The main objective of the pilot project was to understand how farmers and support staff react to the new technology, support their growing activities, and understand issues on ground. A qualitative evaluation was carried out to assess the utility of the mobile app.Majority of farmers indicated how useful it can be in their cultivation processes with most able to navigate through the application with ease with a few indicating difficulties. These findings were used to improve the application and a new version of the app was released.
Empowering Farmers: Mobile-Based Information System (MBIS)
Sri Lanka, Australia, Italy & USA
2011 – 2016
An international collaborative research group explored ways to overcome agriculture over-production problems in Sri Lanka where farmers are trapped in a poverty cycle. They are unable to make informed decisions due to lack of access to timely, context-based actionable information to achieve a good revenue.
MBIS was developed with empowerment attributes in mind. It captures farmers’ decisions such as what and how much to grow, and computes current level of production in real-time. This enables active farmer engagement and informed decision making.
The evaluation of the impact of the MBIS showed a statistically significant positive change in empowerment levels of farmers.

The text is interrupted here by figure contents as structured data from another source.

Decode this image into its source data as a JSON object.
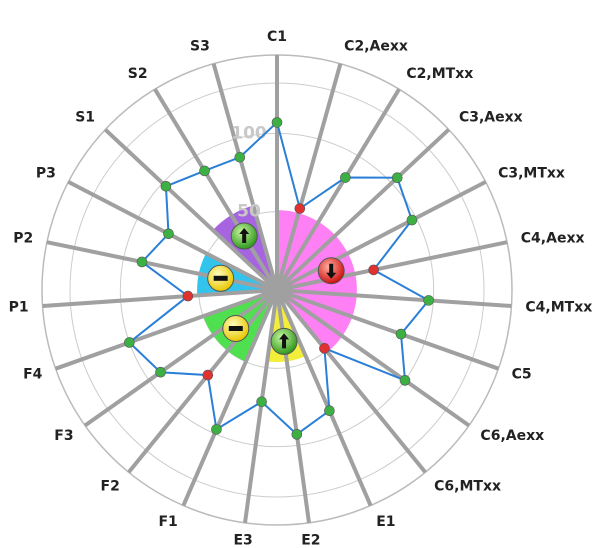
{
  "chart_data": {
    "type": "radar",
    "categories": [
      "C1",
      "C2,Aexx",
      "C2,MTxx",
      "C3,Aexx",
      "C3,MTxx",
      "C4,Aexx",
      "C4,MTxx",
      "C5",
      "C6,Aexx",
      "C6,MTxx",
      "E1",
      "E2",
      "E3",
      "F1",
      "F2",
      "F3",
      "F4",
      "P1",
      "P2",
      "P3",
      "S1",
      "S2",
      "S3"
    ],
    "values": [
      107,
      54,
      84,
      105,
      97,
      63,
      97,
      84,
      100,
      48,
      84,
      93,
      72,
      97,
      70,
      91,
      100,
      57,
      88,
      78,
      97,
      89,
      88
    ],
    "point_colors": [
      "#3cb043",
      "#e03030",
      "#3cb043",
      "#3cb043",
      "#3cb043",
      "#e03030",
      "#3cb043",
      "#3cb043",
      "#3cb043",
      "#e03030",
      "#3cb043",
      "#3cb043",
      "#3cb043",
      "#3cb043",
      "#e03030",
      "#3cb043",
      "#3cb043",
      "#e03030",
      "#3cb043",
      "#3cb043",
      "#3cb043",
      "#3cb043",
      "#3cb043"
    ],
    "line_color": "#2a7fd6",
    "ylim": [
      0,
      150
    ],
    "yticks": [
      50,
      100
    ],
    "groups": [
      {
        "color": "#ff80f4",
        "value": 51,
        "icon": "down"
      },
      {
        "color": "#f2ee3a",
        "value": 46,
        "icon": "up"
      },
      {
        "color": "#4ee04e",
        "value": 50,
        "icon": "minus"
      },
      {
        "color": "#33c4ee",
        "value": 51,
        "icon": "minus"
      },
      {
        "color": "#a664e0",
        "value": 56,
        "icon": "up"
      }
    ]
  }
}
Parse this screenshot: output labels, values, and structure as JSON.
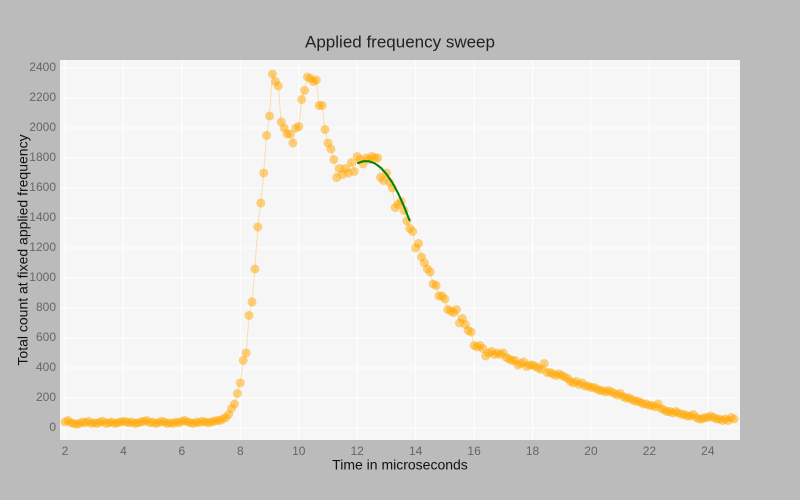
{
  "chart_data": {
    "type": "scatter-line",
    "title": "Applied frequency sweep",
    "x_label": "Time in microseconds",
    "y_label": "Total count at fixed applied frequency",
    "xlim": [
      1.83,
      25.1
    ],
    "ylim": [
      -80,
      2453
    ],
    "xticks": [
      2,
      4,
      6,
      8,
      10,
      12,
      14,
      16,
      18,
      20,
      22,
      24
    ],
    "yticks": [
      0,
      200,
      400,
      600,
      800,
      1000,
      1200,
      1400,
      1600,
      1800,
      2000,
      2200,
      2400
    ],
    "grid": true,
    "series": [
      {
        "color": "#ffa500",
        "mode": "markers+lines",
        "x": [
          2.0,
          2.1,
          2.2,
          2.3,
          2.4,
          2.5,
          2.6,
          2.7,
          2.8,
          2.9,
          3.0,
          3.1,
          3.2,
          3.3,
          3.4,
          3.5,
          3.6,
          3.7,
          3.8,
          3.9,
          4.0,
          4.1,
          4.2,
          4.3,
          4.4,
          4.5,
          4.6,
          4.7,
          4.8,
          4.9,
          5.0,
          5.1,
          5.2,
          5.3,
          5.4,
          5.5,
          5.6,
          5.7,
          5.8,
          5.9,
          6.0,
          6.1,
          6.2,
          6.3,
          6.4,
          6.5,
          6.6,
          6.7,
          6.8,
          6.9,
          7.0,
          7.1,
          7.2,
          7.3,
          7.4,
          7.5,
          7.6,
          7.7,
          7.8,
          7.9,
          8.0,
          8.1,
          8.2,
          8.3,
          8.4,
          8.5,
          8.6,
          8.7,
          8.8,
          8.9,
          9.0,
          9.1,
          9.2,
          9.3,
          9.4,
          9.5,
          9.6,
          9.7,
          9.8,
          9.9,
          10.0,
          10.1,
          10.2,
          10.3,
          10.4,
          10.5,
          10.6,
          10.7,
          10.8,
          10.9,
          11.0,
          11.1,
          11.2,
          11.3,
          11.4,
          11.5,
          11.6,
          11.7,
          11.8,
          11.9,
          12.0,
          12.1,
          12.2,
          12.3,
          12.4,
          12.5,
          12.6,
          12.7,
          12.8,
          12.9,
          13.0,
          13.1,
          13.2,
          13.3,
          13.4,
          13.5,
          13.6,
          13.7,
          13.8,
          13.9,
          14.0,
          14.1,
          14.2,
          14.3,
          14.4,
          14.5,
          14.6,
          14.7,
          14.8,
          14.9,
          15.0,
          15.1,
          15.2,
          15.3,
          15.4,
          15.5,
          15.6,
          15.7,
          15.8,
          15.9,
          16.0,
          16.1,
          16.2,
          16.3,
          16.4,
          16.5,
          16.6,
          16.7,
          16.8,
          16.9,
          17.0,
          17.1,
          17.2,
          17.3,
          17.4,
          17.5,
          17.6,
          17.7,
          17.8,
          17.9,
          18.0,
          18.1,
          18.2,
          18.3,
          18.4,
          18.5,
          18.6,
          18.7,
          18.8,
          18.9,
          19.0,
          19.1,
          19.2,
          19.3,
          19.4,
          19.5,
          19.6,
          19.7,
          19.8,
          19.9,
          20.0,
          20.1,
          20.2,
          20.3,
          20.4,
          20.5,
          20.6,
          20.7,
          20.8,
          20.9,
          21.0,
          21.1,
          21.2,
          21.3,
          21.4,
          21.5,
          21.6,
          21.7,
          21.8,
          21.9,
          22.0,
          22.1,
          22.2,
          22.3,
          22.4,
          22.5,
          22.6,
          22.7,
          22.8,
          22.9,
          23.0,
          23.1,
          23.2,
          23.3,
          23.4,
          23.5,
          23.6,
          23.7,
          23.8,
          23.9,
          24.0,
          24.1,
          24.2,
          24.3,
          24.4,
          24.5,
          24.6,
          24.7,
          24.8,
          24.9
        ],
        "values": [
          40,
          50,
          35,
          30,
          25,
          30,
          40,
          35,
          45,
          30,
          35,
          30,
          40,
          45,
          30,
          35,
          40,
          30,
          35,
          40,
          45,
          40,
          35,
          40,
          30,
          35,
          40,
          45,
          50,
          35,
          40,
          30,
          35,
          45,
          40,
          30,
          35,
          30,
          40,
          35,
          45,
          50,
          40,
          35,
          30,
          40,
          35,
          45,
          40,
          35,
          40,
          45,
          50,
          50,
          60,
          70,
          90,
          130,
          160,
          230,
          300,
          450,
          500,
          750,
          840,
          1060,
          1340,
          1500,
          1700,
          1950,
          2080,
          2360,
          2310,
          2280,
          2040,
          2000,
          1960,
          1960,
          1900,
          2000,
          2010,
          2190,
          2250,
          2340,
          2330,
          2310,
          2320,
          2150,
          2150,
          1990,
          1900,
          1860,
          1790,
          1670,
          1730,
          1690,
          1730,
          1700,
          1770,
          1710,
          1810,
          1790,
          1760,
          1800,
          1790,
          1810,
          1800,
          1800,
          1670,
          1650,
          1700,
          1640,
          1600,
          1470,
          1490,
          1510,
          1450,
          1380,
          1330,
          1310,
          1200,
          1230,
          1140,
          1100,
          1060,
          1040,
          960,
          950,
          880,
          880,
          860,
          790,
          780,
          770,
          790,
          700,
          730,
          690,
          650,
          640,
          550,
          540,
          550,
          530,
          480,
          500,
          510,
          490,
          500,
          490,
          500,
          470,
          460,
          450,
          450,
          420,
          430,
          440,
          410,
          420,
          420,
          410,
          400,
          390,
          430,
          370,
          370,
          360,
          350,
          360,
          350,
          340,
          330,
          310,
          300,
          310,
          290,
          300,
          280,
          280,
          270,
          270,
          260,
          250,
          250,
          240,
          250,
          240,
          230,
          220,
          230,
          210,
          200,
          200,
          190,
          180,
          180,
          170,
          160,
          160,
          150,
          150,
          140,
          160,
          130,
          120,
          110,
          110,
          100,
          110,
          100,
          90,
          90,
          80,
          80,
          90,
          70,
          60,
          60,
          70,
          70,
          80,
          70,
          60,
          60,
          50,
          60,
          50,
          70,
          60
        ]
      },
      {
        "color": "#008000",
        "mode": "lines",
        "x": [
          12.0,
          12.2,
          12.4,
          12.6,
          12.8,
          13.0,
          13.2,
          13.4,
          13.6,
          13.8
        ],
        "values": [
          1764,
          1778,
          1778,
          1764,
          1736,
          1693,
          1636,
          1565,
          1479,
          1380
        ]
      }
    ]
  }
}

The average increase of the empowerment levels for the group because of using the MBIS were; 25% in self-efficacy, 11% in sense of control and 6% in motivation.
The usage of the MBIS was further analysed by using the logs of various activities farmers carried out on the application. These showed that there was a significant correlation between how farmers used the application and behaviour which is dependent on their motivation, self-belief and ability.
Future technology developments of WIDYA are based on these findings.